INDIVIDUALS, groups and organisations that have demonstrated an outstanding commitment to strengthening Australia’s biosecurity system have been recognised at the Australian Biosecurity Awards ceremony in Canberra this week.
One of the big awards was taken out by Central Queensland’s Owen and Brigid Price, of Price Cattle Company, who won farm biosecurity producer of the year. More about Price Cattle Company at the bottom of this article.
Minister for Agriculture, Fisheries and Forestry, Murray Watt said protecting Australia’s biosecurity system is more vital than ever before.
“This year’s awards recognise those making vital contributions to protecting our country,” Mr Watt said.
“Increased and shifting trade and travel patterns, global disruptions, climate change and variability are all placing pressure on our biosecurity system.
“Chief concerns are foot-and-mouth disease and lumpy skin disease not far from us in Indonesia.
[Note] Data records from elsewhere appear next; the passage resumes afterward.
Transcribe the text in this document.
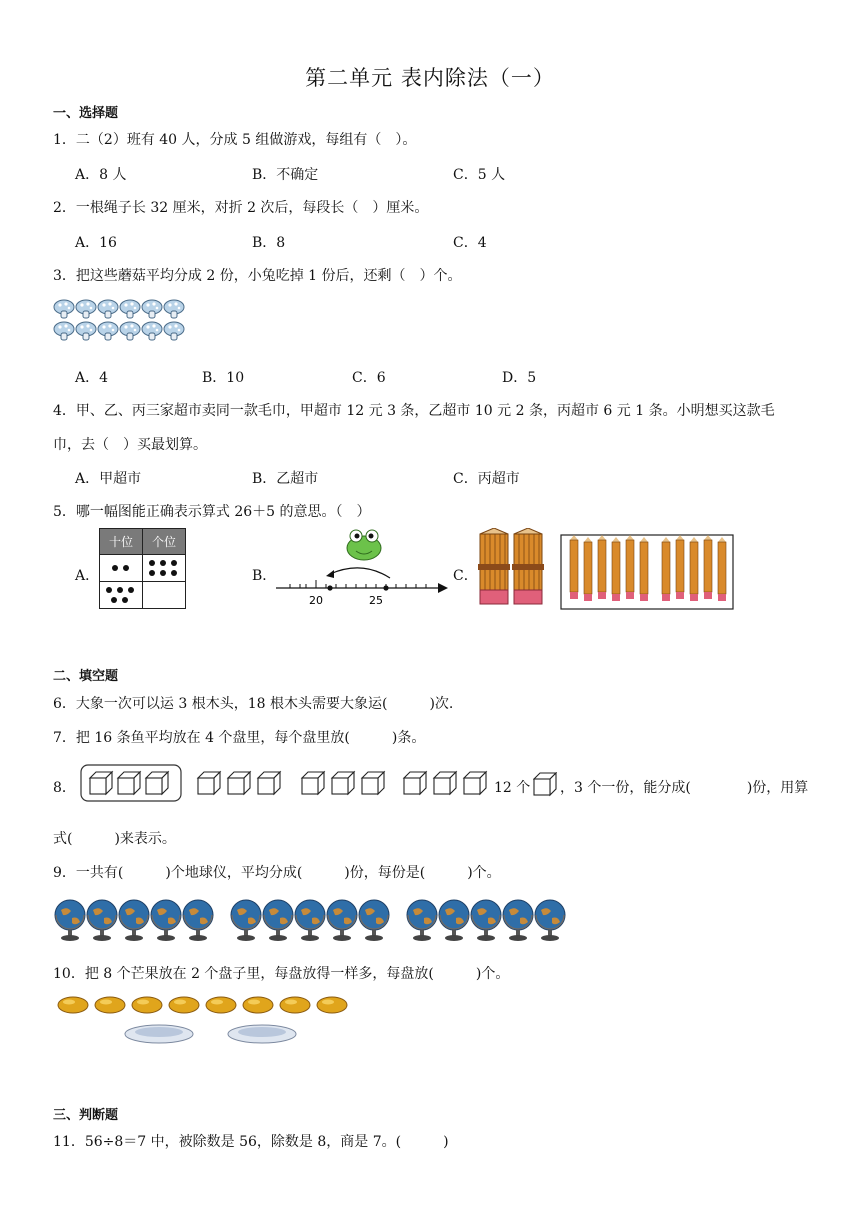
第二单元 表内除法（一）
一、选择题
1．二（2）班有 40 人，分成 5 组做游戏，每组有（　）。
A．8 人	B．不确定	C．5 人
2．一根绳子长 32 厘米，对折 2 次后，每段长（　）厘米。
A．16	B．8	C．4
3．把这些蘑菇平均分成 2 份，小兔吃掉 1 份后，还剩（　）个。
A．4	B．10	C．6	D．5
4．甲、乙、丙三家超市卖同一款毛巾，甲超市 12 元 3 条，乙超市 10 元 2 条，丙超市 6 元 1 条。小明想买这款毛
巾，去（　）买最划算。
A．甲超市	B．乙超市	C．丙超市
5．哪一幅图能正确表示算式 26＋5 的意思。（　）
A．
十位 个位
B．
20	25
C．
二、填空题
6．大象一次可以运 3 根木头，18 根木头需要大象运(　　　)次.
7．把 16 条鱼平均放在 4 个盘里，每个盘里放(　　　)条。
8．	12 个 ，3 个一份，能分成(　　　　)份，用算
式(　　　)来表示。
9．一共有(　　　)个地球仪，平均分成(　　　)份，每份是(　　　)个。
10．把 8 个芒果放在 2 个盘子里，每盘放得一样多，每盘放(　　　)个。
三、判断题
11．56÷8＝7 中，被除数是 56，除数是 8，商是 7。(　　　)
“We are working at airports to decontaminate travellers’ footwear and control incoming food products, as well as managing returning livestock vessels.
“We all share the benefits of a strong biosecurity system and the critical role it plays in maintaining the agriculture sector that allows us to continue to protect and enjoy our way of life.
“These biosecurity champions have gone above and beyond to help protect our future.”
About Price Cattle Company
Price Cattle Company’s Owen and Brigid Price have received the 2022 Farm Biosecurity Producer of the Year award.
The Central Queensland beef producers are role models in the agricultural industry. They are leading the way in farm biosecurity, innovation, technology, record keeping, environmental sustainability and business transparency.
The Prices achieved Grazing Best Management Practice certification in 2017 and were assessed against over 150 international standards as part of that process. They developed policies and procedures for their business, including risk-management documents. They attended training days to learn the essentials for a comprehensive biosecurity management plan. Talking to other producers, the Prices identified a sense of overwhelm about compliance. This prompted them to share their plan to help others. In 2015 Brigid created a website to share information and resources, including information about biosecurity, with other farmers.
Examples of their strengthened biosecurity measures include:
- regular self-assessments of potential impacts caused by entry or spread of unwanted pests
- adopting compliance measures for best practice procedures around farm hygiene and managing on and off farm movement
- an annual biosecurity self-assessment
- an integrated biosecurity management plan with other management plans as part of the business risk management strategy annual review
- front gate biosecurity signs at the entrance of each property
- set quarantine periods for new cattle and recording of cattle movements to ensure traceability.
The business also adopted strict protocols for visitors, including sign-in registers, specific access points and designated roads for moving within properties. Contractors must also have third-party washdown certificates when bringing vehicles and machinery onto properties, which means vehicles and machines must travel from their washdown pad directly to the Prices’ property after clearance.
The Prices have added a section to their policy in response to the increasing risk of foot-and-mouth disease. This requires all visitors to confirm whether they have travelled to any country with a World Organisation for Animal Health listed disease in the previous 28 days.
The Prices openly discuss industry issues and encourage others to take action on biosecurity risk mitigation by sharing their best-practice approaches.